NOTE: lignocaine has only a minimal effect on normal cardiac cells. I have not however changed the stem of the question.
This is a confusing question and explanation: From the TB, lignocaine does not appear to affect the ERP. From web source, it does mention that IT SHORTENS THE ERP. I would follow the TB for exam purposes.
From the TB: With regard to 1B antiarrhythmics: “These drugs selectively affect ischaemic or depolarised Purkinje and ventricular tissue and have little effect on atrial tissue; the drugs reduce AP duration in some cells, but because they slow recovery of sodium channels from inactivation, they do not shorten (and may even prolong) the effective refractory period. Because these agents have little effect on normal cardiac cells, they have little effect on the ECG”.

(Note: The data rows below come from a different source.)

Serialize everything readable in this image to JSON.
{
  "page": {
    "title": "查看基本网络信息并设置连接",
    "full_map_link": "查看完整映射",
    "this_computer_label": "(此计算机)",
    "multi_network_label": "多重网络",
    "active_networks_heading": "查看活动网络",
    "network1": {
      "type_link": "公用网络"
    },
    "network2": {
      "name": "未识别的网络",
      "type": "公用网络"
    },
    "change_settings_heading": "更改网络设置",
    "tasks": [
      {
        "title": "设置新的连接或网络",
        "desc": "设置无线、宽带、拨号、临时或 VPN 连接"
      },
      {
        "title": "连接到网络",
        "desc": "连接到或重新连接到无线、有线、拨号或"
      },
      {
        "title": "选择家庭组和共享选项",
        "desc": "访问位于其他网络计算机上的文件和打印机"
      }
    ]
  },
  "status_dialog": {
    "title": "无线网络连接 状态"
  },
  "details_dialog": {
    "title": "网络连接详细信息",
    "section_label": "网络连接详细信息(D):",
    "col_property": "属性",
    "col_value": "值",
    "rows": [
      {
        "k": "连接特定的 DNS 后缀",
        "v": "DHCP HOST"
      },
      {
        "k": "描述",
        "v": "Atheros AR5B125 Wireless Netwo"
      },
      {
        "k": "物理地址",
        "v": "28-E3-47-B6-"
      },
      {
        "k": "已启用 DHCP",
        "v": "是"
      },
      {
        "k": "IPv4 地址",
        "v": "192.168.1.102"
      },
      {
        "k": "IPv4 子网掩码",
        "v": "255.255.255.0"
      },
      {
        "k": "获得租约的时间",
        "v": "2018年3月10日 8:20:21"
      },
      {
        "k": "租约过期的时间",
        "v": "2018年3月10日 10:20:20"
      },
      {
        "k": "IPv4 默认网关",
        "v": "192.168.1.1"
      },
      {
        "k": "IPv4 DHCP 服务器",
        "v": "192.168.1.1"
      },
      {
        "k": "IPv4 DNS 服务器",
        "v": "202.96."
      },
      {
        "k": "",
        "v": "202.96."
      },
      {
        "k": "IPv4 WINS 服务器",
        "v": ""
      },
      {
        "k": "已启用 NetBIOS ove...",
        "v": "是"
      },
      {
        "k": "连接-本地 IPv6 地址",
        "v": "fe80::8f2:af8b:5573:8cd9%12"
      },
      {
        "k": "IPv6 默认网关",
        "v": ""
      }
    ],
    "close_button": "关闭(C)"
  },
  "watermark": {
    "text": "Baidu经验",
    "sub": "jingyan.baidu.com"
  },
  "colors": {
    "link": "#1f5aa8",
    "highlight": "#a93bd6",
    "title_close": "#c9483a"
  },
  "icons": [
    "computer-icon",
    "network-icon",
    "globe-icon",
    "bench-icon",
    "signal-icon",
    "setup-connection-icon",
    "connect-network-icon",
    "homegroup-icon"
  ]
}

Extra: source cvpharmacology.com
Effects on repolarization
Besides affecting phase 0 of action potentials, sodium-channel blockers may also alter the action potential duration (APD) and effective refractory period (ERP). Because some sodium-channel blockers increase the ERP (Class IA), while others decrease the ERP (Class IB) or have no effect on ERP (Class IC), the Vaughan-Williams classification recognizes these differences as subclasses of class 1 antiarrhythmic drugs. These effects on ERP are not directly related to sodium channel blockade, but instead are related to drug actions on potassium channels involved in phase 3 repolarization of action potentials. These channels regulate potassium efflux from the cell (K+ out), and therefore repolarization. The drugs in these subclasses also differ in their efficacy for reducing the slope of phase 0, with IC drugs having the greatest and IB drugs having the smallest effect on phase 0 (IA drugs are intermediate in their effect on phase 0). The following summarize these differences:
Sodium-channel blockade: IC > IA > IBIncreasing the ERP: IA > IC > IB (decreases)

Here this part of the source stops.